To say anything negative against same-sex sexuality can have several bad consequences. If you are in any part of the wedding business, refusal to serve same-sex couples in “marriage” can land you in a great deal of legal trouble.

Hollywood is one of the worst places to speak disapprovingly of same-sex sexuality, as a number of actors have found out. A required mea culpa is the first step toward getting a person’s mind write.

We’ll have to wait to see what happens to Billy Crystal after the following:

“He played one of network television’s first openly gay characters, Jodie Dallas, on the comedy show Soap in the 1970s, although he may be better known for a number of other famous roles on the big screen.

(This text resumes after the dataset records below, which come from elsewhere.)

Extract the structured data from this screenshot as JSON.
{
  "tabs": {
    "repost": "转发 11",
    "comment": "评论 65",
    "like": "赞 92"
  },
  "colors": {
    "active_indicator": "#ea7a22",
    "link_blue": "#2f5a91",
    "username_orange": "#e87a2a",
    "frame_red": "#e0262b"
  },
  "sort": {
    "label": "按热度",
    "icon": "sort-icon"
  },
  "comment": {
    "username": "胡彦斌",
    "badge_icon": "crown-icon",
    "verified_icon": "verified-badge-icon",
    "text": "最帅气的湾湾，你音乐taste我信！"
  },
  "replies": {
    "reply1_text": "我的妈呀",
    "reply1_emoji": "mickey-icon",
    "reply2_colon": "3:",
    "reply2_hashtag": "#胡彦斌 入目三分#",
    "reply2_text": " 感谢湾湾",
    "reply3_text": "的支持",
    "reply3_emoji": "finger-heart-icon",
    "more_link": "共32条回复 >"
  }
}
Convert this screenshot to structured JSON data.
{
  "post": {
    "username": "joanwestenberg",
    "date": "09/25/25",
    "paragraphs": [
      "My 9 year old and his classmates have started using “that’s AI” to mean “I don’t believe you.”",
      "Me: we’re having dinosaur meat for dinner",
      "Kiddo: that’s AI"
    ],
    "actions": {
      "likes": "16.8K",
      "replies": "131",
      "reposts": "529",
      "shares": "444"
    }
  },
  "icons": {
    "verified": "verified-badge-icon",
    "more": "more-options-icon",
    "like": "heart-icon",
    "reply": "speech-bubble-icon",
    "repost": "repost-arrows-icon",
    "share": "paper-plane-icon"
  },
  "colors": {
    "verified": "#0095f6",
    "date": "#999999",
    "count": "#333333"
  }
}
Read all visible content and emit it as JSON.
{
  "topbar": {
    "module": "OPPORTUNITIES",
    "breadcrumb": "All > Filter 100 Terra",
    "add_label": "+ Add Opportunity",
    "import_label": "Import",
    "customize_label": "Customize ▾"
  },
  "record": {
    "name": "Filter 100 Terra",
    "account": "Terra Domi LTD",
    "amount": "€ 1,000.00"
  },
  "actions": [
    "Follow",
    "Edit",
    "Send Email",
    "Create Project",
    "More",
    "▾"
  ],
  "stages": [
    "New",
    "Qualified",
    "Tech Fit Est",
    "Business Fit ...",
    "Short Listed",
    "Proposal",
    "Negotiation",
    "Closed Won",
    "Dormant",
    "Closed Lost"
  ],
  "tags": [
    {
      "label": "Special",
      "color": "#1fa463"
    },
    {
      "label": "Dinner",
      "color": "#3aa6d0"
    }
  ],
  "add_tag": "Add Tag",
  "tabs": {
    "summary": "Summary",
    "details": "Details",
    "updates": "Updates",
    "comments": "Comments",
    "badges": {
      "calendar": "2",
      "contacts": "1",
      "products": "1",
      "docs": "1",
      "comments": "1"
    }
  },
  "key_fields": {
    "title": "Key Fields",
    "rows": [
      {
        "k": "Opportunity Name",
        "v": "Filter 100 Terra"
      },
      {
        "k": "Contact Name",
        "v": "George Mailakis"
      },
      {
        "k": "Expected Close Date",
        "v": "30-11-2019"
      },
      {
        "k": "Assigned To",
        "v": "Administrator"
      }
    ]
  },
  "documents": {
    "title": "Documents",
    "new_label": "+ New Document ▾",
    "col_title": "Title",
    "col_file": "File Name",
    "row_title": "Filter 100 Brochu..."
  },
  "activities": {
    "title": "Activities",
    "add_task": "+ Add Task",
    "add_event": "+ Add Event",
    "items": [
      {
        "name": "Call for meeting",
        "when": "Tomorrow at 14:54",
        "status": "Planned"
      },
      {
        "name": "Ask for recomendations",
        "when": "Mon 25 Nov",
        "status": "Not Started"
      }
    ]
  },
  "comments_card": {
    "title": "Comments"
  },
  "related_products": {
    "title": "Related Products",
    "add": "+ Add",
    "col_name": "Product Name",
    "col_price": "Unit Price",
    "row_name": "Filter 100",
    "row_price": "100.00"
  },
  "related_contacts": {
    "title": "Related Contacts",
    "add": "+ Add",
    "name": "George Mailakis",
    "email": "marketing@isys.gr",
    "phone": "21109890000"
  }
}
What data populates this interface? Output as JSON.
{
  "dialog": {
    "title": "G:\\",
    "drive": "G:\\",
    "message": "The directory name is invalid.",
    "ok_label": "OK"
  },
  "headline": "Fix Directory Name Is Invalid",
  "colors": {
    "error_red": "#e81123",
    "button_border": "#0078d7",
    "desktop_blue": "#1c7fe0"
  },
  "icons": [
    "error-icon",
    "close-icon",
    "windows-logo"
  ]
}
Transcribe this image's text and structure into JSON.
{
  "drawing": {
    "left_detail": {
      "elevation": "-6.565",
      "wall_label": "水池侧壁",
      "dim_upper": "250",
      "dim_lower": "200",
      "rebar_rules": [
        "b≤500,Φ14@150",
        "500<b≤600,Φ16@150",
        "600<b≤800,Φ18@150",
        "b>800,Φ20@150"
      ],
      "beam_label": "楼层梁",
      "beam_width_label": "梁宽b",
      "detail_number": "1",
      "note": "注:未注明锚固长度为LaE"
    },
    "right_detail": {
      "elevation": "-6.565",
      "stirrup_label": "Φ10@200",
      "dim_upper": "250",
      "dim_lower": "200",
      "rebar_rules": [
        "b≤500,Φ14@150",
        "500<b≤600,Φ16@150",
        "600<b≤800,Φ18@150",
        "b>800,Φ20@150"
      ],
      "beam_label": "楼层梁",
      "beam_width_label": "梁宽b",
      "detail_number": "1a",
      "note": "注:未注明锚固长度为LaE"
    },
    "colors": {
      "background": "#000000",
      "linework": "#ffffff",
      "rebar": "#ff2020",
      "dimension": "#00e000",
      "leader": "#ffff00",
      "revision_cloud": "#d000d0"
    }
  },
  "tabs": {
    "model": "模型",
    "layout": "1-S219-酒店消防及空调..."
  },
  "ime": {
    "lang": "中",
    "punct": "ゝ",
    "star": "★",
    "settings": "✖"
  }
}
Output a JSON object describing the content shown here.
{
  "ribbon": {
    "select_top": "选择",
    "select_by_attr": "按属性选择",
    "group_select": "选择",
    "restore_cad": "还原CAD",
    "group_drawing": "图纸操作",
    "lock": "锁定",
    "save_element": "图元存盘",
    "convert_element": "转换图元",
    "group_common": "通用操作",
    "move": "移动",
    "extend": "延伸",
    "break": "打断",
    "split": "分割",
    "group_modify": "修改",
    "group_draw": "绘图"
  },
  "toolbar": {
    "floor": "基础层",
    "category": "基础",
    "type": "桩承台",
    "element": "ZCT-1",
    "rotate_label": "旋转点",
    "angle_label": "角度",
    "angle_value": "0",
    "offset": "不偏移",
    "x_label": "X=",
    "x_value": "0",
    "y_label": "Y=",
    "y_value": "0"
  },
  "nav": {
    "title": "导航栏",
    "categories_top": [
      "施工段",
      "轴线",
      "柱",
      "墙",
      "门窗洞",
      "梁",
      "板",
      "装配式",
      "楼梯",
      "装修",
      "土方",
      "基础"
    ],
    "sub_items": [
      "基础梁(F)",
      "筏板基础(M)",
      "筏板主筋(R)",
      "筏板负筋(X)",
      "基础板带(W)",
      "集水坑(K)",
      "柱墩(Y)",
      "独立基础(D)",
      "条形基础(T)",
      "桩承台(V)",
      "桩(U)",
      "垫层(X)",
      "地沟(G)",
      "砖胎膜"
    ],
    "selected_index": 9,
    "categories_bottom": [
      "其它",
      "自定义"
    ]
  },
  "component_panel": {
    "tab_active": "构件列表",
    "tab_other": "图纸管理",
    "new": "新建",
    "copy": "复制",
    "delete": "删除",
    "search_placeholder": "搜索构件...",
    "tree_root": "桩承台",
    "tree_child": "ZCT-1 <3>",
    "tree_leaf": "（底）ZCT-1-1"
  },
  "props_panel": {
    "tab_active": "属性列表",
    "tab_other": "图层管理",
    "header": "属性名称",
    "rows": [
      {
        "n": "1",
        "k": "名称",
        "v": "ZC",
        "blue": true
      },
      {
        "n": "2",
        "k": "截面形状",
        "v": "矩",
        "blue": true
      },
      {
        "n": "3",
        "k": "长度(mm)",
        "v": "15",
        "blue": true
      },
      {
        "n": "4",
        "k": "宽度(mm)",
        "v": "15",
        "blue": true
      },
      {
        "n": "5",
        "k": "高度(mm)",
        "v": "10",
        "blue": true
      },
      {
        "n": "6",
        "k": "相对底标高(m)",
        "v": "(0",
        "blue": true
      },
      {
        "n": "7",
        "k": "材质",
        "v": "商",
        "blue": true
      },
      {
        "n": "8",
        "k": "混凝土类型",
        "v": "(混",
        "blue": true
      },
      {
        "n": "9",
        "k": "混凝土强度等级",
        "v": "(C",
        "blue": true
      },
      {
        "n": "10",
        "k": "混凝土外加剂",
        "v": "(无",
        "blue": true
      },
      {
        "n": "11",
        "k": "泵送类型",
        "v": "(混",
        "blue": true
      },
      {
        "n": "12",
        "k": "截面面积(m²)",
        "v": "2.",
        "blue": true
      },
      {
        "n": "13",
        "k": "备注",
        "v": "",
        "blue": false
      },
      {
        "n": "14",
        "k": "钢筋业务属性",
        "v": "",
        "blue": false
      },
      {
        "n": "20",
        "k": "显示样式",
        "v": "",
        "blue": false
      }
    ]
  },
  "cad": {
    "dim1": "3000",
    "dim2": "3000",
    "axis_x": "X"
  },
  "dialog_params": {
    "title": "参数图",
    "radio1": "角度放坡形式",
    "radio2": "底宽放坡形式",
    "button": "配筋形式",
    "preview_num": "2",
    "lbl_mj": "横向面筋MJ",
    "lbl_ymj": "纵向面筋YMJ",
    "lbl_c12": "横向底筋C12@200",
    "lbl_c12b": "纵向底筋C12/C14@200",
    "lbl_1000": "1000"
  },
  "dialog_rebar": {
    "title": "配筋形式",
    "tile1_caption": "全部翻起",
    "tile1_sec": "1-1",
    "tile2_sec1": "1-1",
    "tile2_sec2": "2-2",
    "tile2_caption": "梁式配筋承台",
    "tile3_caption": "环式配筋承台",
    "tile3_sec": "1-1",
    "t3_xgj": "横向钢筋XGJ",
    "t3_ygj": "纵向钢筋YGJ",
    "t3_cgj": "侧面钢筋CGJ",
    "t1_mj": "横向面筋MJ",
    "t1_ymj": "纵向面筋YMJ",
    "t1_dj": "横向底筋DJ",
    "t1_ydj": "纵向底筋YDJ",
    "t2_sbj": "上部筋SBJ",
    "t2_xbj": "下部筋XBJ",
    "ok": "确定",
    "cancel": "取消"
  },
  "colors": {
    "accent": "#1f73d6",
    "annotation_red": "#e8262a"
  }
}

“Now, Billy Crystal told a group during a Television Critics Association press tour in Pasadena, California, on Sunday: ‘Sometimes, it’s just pushing it a little too far for my taste and I’m not going to reveal to you which ones they are.’

“‘I hope people don’t abuse it and shove it in our face … to the point where it feels like an everyday kind of thing.’

“The ‘it’ that was being discussed at the moment was the increasingly graphic dosages of gay sex displayed on television and cable television programming.” 

I suspect that the vast majority of Americans believe the same way and more, but they are afraid to say anything because they will be labeled as “bigots.” It’s no different in Hollywood.

Crystal went on to say the same thing about heterosexual sex scenes being equally troubling to him. But you can’t have one without the other. The gay lobby wants to normalize same-sex sexuality. They can only do this by showing people engaged in same-sex sexual situations.

We’ll have to wait and see how the Gaystapo responds to Crystal’s remarks.